Later on, it was proved that it was deliberate on the part of Shaukat Aziz withdrawing the incentives in Balochistan and extending the same to certain areas of Punjab boosting its pace of industrial development to a greater speed.

At the moment, the Balochistan Government had nothing to offer to the industrialists or the potential investors. The tax holiday is now confined to Gwadar—hundreds of kilometers away from Karachi—to attract national or international investment.

Barring the Chinese, no one is found interested in making investment even in Gwadar following the massive propaganda campaign by the Government leaders and the proponents of CPEC of which Gwadar deepwater port is claimed to be integral part of the grand project.

Interestingly, there is a ban on visit to Balochistan by foreigners, including the potential investors from any part of the world without obtaining permission from the security authorities. It is not in our knowledge that any of the international investors from the developed countries had ever visit Gwadar to make on the spot assessment for investment in any sector of the Provincial economy.

On the ground, there are no basic infrastructure in Gwadar and its surrounding for future industrial or commercial development.

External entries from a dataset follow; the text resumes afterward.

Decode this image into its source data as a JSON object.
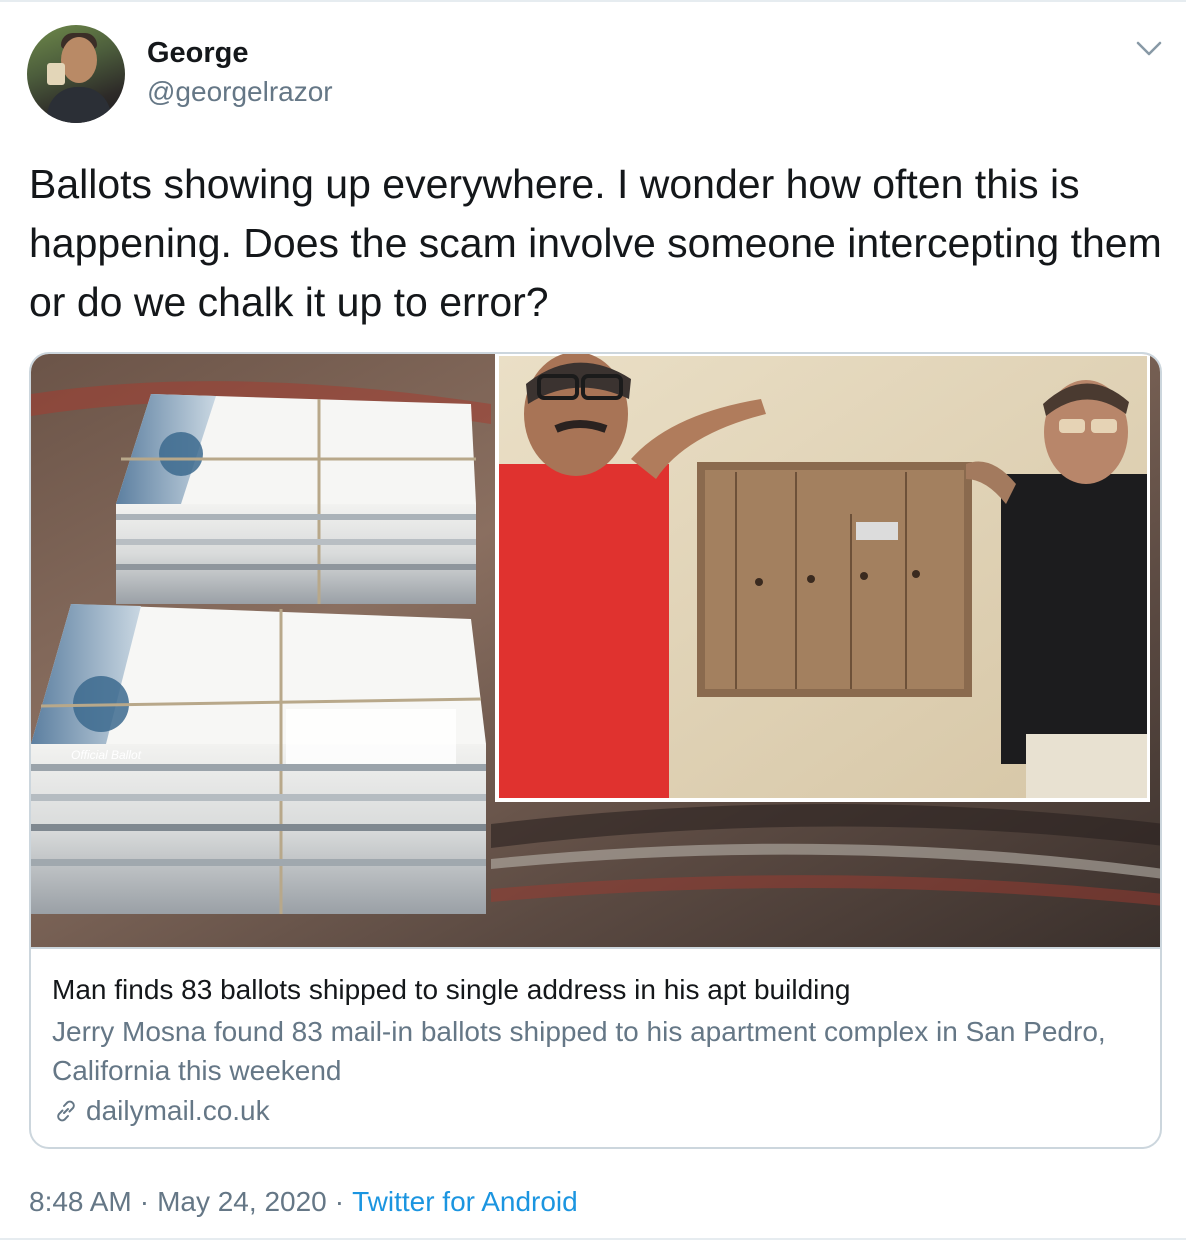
{
  "author": {
    "name": "George",
    "handle": "@georgelrazor"
  },
  "tweet": {
    "text": "Ballots showing up everywhere. I wonder how often this is happening. Does the scam involve someone intercepting them or do we chalk it up to error?"
  },
  "card": {
    "title": "Man finds 83 ballots shipped to single address in his apt building",
    "description": "Jerry Mosna found 83 mail-in ballots shipped to his apartment complex in San Pedro, California this weekend",
    "domain": "dailymail.co.uk",
    "image_alt_icon": "news-photo",
    "envelope_text": "Official Ballot"
  },
  "meta": {
    "time": "8:48 AM",
    "separator": "·",
    "date": "May 24, 2020",
    "source": "Twitter for Android"
  },
  "colors": {
    "text_primary": "#14171a",
    "text_secondary": "#657786",
    "link": "#1b95e0",
    "border": "#ccd6dd"
  },
  "icons": [
    "chevron-down-icon",
    "link-icon"
  ]
}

Presumably, it will be the Chinese who will first develop the basic infrastructure for development of Gwadar, the port, the industrial and commercial area of the future commercial capital of Balochistan.

Thus the potential investors should wait at least for one more decade for developing the infrastructure or it should be matching the one available in nearby Chah Bahar Port, another Mekran Coast Port in Iranian Balochistan where projects worth over 50 billion US dollars are being implemented with full speed.

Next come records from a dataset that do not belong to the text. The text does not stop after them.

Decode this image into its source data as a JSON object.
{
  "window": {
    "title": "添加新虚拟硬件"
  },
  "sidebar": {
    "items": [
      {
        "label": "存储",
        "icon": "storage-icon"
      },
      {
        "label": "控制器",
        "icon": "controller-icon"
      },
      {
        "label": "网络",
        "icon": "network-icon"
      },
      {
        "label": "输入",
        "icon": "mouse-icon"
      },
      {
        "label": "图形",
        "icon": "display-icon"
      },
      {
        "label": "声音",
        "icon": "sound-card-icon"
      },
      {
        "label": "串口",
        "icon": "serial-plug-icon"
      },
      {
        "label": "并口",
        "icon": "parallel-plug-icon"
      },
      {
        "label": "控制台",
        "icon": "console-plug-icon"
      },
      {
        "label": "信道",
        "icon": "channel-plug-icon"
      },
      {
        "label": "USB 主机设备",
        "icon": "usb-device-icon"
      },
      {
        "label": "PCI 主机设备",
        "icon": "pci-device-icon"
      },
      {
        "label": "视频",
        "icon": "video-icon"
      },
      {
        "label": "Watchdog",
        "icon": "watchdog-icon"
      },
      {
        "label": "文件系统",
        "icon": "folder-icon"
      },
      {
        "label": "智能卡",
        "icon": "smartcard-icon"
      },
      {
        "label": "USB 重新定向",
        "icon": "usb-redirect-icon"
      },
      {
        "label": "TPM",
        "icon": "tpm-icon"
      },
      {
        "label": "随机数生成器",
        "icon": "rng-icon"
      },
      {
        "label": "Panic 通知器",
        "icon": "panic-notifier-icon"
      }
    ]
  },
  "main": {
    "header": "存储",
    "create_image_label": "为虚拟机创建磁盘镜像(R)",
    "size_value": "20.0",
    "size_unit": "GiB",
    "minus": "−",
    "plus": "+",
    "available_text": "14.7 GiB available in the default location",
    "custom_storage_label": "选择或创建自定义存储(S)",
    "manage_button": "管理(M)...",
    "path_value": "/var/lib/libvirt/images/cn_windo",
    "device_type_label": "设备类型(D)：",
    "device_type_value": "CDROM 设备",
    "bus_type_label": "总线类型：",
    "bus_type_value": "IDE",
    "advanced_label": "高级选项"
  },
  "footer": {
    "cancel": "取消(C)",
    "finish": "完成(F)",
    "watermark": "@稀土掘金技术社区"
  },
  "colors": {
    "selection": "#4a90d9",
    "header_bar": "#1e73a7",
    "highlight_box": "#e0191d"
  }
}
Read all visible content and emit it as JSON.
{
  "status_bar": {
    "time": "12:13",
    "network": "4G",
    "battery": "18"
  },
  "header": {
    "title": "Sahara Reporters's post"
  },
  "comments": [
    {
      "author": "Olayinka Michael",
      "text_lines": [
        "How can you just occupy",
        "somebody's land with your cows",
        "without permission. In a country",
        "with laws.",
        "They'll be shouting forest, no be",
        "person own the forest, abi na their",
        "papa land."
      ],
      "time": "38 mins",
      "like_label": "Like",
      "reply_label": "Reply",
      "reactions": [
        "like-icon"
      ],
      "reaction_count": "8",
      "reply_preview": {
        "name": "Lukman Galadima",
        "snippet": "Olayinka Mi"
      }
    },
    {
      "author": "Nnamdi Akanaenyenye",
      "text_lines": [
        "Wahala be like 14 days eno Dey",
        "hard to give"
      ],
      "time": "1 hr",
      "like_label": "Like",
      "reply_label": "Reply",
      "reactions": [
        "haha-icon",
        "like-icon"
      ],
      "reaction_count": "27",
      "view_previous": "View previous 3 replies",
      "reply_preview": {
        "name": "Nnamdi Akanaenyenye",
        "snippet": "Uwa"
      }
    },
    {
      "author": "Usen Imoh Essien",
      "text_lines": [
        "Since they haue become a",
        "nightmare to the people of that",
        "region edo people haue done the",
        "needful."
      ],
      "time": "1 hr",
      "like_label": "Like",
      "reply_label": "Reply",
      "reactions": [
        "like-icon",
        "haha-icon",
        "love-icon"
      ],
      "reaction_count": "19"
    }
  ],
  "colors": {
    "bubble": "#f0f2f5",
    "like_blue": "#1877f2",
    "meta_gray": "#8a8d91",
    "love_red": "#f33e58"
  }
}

It is interesting to observe that the developed countries of the world are not making any investment in Central Iran, base of the power of the Iranian Government. However, they are showing keen interests in making significant investment.

When the Japanese announced to build a steel plant with 2 million ton production annually, the whole world was surprised that the Japanese bought the required land and paid the payment on the spot on the same day during their first visit to the site in Chah Bahar Port Industrial zone.

Investors are from the developed countries, including Japan, South Korea, Italy, Germany, India and some other countries of Southern Europe. In one sector of metal mining, Japan and South Korea are establishing Steel Mills with a total production of 3.6 million tons a year.

One can judge the level of investment comparing it with the Pakistan Steel plant in Karachi with only hundred thousand ton capacity a year while the two plants will produce 3.6 million ton of finest quality steel for the world economy.

The main point is that Iran had provided an enabling climate for investment and enjoying the support of the broad masses of Iranian Balochistan where massive economic development is underway with complete peace and harmony.

In case of Pakistani Balochistan, the Government will have to provide a suitable environment for investment by overcoming all the difficulties and impediments in the way of economic development.

The Government will have to find a political or amicable solution to the on-going Baloch conflict so that the international investors should enjoy the confidence of the local people also. The assurances from the Government leaders and functionaries are not enough. Such assurances will not motivate the foreign capital to come Pakistan, barring the Chinese, precisely because of their strategic or commercial interests. It is early to predict how much the Chinese companies will invest in Balochistan with special reference to Gwadar Port and its industrial and free trade area.